You will also need to rehearse a small group of children to mime various jobs and in particular the work of a doctor. Other children can be involved in helping to act out the Bible story.

Go!

1. I wonder how good you are at recognising jobs from mime. What jobs do you think are being mimed by the children I have asked to help me?

Play a mime game, either by having different jobs mimed and ending up with a mime for a doctor or alternatively having several different mimes of a doctor's job - for example, using a stethoscope, testing reflexes, taking blood pressure, looking into ears and throats, tapping chest and back, feeling glands.

2. Ask the children who has been to the doctors in the last week? The last month? The last year? Doctors have a very important place in our everyday lives as they can help us get well again when we are ill. Even if you've never been ill, it is still good to know that there is a doctor there just in case.

3. Doctors do such important work for us. They have long years of training to learn all they need about how our body works and to be able to decide what sorts of medicines or treatment we need. It's a big job!

4. It is such an important job that Christians usually remember the work of those who care for the sick when they pray in church every week. They know that doctors will need God's help to do a good job. Today is the day that the Christian Church remembers St Luke, who was a doctor. He was also a writer and is the author of two books in the Bible about Jesus and how the Church began. As a doctor he travelled with St Paul, who told people about Jesus. We know that Paul also got ill - possibly with poor eyesight - and that the others who travelled with them became sick sometimes. It is quite likely that it would have been St Luke who used his skill as a doctor to treat them as they travelled.

5. Luke's story about Jesus contains many examples of how he healed those who were sick. He was particularly interested in how Jesus helped those whom most doctors had given up on and for whom nobody else really cared at any more. Christians believe that God calls us to care for all people whatever their background and however sick or ill they may be.

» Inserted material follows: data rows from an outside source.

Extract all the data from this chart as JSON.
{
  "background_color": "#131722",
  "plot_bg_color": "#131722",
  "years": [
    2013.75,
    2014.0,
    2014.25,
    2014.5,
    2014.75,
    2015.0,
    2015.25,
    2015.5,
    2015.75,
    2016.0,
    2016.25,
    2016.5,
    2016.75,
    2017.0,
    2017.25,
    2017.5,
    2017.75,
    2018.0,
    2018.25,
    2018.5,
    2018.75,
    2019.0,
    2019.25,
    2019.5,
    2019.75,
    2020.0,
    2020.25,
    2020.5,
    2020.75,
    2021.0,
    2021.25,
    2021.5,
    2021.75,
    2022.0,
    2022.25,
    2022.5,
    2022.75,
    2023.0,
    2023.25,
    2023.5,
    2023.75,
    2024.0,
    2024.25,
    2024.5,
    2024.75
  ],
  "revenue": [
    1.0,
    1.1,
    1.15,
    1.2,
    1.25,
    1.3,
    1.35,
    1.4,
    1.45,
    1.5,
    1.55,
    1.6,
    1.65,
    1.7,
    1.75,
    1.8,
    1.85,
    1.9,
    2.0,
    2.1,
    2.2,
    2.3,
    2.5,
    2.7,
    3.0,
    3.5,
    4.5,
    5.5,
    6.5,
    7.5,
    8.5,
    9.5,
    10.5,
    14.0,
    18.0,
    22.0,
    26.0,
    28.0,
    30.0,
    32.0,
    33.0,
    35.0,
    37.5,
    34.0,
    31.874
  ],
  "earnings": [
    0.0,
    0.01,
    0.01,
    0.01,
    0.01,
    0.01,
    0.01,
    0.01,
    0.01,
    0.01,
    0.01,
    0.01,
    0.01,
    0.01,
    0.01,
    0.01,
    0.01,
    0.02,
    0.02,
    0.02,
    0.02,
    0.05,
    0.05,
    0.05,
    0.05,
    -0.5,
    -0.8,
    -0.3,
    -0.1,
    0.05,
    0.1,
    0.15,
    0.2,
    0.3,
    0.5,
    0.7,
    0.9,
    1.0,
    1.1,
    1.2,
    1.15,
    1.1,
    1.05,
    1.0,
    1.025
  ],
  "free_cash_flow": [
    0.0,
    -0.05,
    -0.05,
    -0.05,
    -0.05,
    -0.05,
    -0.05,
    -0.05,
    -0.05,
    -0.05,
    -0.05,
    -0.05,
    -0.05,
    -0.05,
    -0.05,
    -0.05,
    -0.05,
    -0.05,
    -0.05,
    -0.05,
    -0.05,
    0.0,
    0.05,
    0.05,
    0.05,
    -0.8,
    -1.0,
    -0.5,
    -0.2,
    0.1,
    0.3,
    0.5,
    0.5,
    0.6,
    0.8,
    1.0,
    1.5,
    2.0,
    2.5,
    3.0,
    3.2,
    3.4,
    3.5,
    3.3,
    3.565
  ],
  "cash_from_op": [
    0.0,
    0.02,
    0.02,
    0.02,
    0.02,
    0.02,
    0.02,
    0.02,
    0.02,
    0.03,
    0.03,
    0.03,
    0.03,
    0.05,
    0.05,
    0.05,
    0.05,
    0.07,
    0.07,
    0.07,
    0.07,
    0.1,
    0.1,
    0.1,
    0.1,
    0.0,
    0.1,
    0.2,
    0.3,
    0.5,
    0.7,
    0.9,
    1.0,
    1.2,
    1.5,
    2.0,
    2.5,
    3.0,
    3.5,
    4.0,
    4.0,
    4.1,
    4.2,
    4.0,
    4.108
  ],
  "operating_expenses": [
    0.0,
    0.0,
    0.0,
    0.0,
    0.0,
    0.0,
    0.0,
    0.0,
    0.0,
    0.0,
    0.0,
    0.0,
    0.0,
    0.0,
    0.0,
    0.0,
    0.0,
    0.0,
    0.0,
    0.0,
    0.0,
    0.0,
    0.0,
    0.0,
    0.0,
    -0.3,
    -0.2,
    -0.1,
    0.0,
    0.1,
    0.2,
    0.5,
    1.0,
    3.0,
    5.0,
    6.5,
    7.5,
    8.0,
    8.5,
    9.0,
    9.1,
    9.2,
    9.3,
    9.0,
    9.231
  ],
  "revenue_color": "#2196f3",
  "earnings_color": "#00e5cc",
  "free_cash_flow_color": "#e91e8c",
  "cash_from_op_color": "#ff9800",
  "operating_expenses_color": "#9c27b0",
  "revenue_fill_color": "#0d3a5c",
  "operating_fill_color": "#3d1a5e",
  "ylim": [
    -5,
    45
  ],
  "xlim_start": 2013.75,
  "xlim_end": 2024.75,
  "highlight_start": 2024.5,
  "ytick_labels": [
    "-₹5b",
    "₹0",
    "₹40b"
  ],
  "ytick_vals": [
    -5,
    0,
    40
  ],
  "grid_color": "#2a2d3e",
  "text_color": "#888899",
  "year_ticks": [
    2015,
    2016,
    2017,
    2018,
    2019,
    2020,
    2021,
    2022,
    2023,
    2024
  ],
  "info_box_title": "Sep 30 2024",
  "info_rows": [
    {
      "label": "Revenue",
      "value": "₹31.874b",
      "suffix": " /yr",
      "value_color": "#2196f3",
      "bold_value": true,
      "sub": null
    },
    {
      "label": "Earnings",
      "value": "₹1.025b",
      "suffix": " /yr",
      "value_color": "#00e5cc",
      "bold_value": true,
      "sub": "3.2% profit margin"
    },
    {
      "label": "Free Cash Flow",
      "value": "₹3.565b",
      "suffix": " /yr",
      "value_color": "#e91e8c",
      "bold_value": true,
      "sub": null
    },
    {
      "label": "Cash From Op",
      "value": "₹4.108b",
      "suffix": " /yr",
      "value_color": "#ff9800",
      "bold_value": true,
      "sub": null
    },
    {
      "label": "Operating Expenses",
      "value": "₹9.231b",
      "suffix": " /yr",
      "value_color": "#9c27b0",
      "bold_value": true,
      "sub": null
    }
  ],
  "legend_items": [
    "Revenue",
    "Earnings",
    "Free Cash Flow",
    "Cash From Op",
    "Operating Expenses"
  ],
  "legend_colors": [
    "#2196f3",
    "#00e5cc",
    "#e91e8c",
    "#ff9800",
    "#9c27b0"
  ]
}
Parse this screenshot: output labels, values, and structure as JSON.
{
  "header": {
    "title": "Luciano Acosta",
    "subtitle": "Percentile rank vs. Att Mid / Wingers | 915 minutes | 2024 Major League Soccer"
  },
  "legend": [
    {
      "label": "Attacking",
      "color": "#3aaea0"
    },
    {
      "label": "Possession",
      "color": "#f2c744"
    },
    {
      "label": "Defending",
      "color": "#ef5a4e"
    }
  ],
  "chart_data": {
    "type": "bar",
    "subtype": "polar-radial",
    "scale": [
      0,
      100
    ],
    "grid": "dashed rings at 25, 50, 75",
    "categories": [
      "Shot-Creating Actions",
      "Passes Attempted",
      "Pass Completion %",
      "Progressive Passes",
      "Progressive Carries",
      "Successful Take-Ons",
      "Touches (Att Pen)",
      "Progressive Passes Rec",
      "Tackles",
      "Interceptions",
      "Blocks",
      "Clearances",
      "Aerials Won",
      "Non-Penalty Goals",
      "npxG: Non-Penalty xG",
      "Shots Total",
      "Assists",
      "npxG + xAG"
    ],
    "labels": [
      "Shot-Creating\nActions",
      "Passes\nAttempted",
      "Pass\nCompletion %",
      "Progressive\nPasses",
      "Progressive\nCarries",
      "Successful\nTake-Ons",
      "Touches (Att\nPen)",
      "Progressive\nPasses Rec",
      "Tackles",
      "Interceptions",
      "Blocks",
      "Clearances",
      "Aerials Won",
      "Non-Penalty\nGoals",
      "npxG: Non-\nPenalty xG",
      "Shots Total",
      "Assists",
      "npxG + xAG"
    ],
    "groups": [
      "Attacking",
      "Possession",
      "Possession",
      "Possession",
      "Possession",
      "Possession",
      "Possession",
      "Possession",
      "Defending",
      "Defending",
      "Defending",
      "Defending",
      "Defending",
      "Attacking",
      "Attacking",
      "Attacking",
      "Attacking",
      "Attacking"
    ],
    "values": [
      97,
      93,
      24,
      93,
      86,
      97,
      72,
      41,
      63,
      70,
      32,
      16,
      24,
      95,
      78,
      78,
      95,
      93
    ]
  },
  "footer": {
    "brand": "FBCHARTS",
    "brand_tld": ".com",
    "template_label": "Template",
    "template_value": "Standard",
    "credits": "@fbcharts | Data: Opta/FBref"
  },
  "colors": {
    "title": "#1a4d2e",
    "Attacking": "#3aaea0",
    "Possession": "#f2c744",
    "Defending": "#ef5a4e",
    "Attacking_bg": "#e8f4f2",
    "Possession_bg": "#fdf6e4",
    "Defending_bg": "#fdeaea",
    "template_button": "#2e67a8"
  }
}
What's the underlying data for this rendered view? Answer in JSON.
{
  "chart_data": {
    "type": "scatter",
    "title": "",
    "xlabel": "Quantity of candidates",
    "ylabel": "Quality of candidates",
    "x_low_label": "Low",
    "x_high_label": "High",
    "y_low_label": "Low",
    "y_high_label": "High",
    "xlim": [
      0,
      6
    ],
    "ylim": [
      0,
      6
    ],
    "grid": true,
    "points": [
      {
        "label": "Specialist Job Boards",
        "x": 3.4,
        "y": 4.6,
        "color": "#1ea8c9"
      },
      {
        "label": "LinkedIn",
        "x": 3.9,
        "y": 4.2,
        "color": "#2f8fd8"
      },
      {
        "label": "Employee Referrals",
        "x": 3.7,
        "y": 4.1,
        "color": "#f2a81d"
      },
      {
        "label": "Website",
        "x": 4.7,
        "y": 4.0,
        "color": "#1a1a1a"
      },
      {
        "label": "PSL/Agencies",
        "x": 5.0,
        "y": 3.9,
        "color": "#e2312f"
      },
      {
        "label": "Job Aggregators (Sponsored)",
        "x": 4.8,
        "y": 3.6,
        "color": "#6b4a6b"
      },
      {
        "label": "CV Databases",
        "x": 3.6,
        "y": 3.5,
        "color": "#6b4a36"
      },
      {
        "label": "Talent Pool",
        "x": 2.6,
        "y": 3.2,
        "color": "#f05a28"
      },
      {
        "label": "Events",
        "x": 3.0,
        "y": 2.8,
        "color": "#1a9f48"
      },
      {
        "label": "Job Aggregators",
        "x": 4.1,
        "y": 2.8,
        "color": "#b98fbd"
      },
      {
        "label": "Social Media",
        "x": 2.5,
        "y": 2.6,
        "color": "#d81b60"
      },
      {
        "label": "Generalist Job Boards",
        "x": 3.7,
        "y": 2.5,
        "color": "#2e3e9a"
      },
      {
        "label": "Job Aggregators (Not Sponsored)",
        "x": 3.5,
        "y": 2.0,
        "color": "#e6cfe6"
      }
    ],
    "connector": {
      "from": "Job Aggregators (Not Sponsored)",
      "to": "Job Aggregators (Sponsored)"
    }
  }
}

One of the stories that only Luke records is found in Chapter 13:10-17. It is about a woman who had had a severe back problem for many years. Others no longer cared for her but Jesus noticed her and did something.

6. The story could be acted out by a few children as it is read. You will need one group to be those who are the congregation in a synagogue and at least three other individuals (the woman, Jesus and the leader of the synagogue). The congregation needs to rehearse looking annoyed, then surprised, then shocked and finally full of joy. The synagogue ruler needs to be angry with Jesus once the healing has taken place. Jesus needs to hold out his hand towards the woman as a sign of healing. The woman should at first be bent double and then slowly she straightens up as she is healed. Read the story slowly in a modern version of the Bible and cue in the actions from the children for the different characters involved.

7. St Luke knew that being a doctor who could heal people was a great gift but it was a gift that came from God and doctors needed God's help. Not all illnesses are to do just with our bodies. We can be sick in other ways too - because we are sad, lonely, fearful or worried. St Luke knew that only God can help us with all these illnesses and sicknesses and that God's power works alongside operations and tablets to change things. St Luke used his skill as a doctor but he also knew about the power of prayer. He would have asked God to be close to those he treated. Christians do the same today. This too is healing.

8. Have a time for reflection and prayer when the children can thank God for doctors and the way they help us; pray for those they know who were sick; and ask God to give them the extra healing of peace that only God can bring.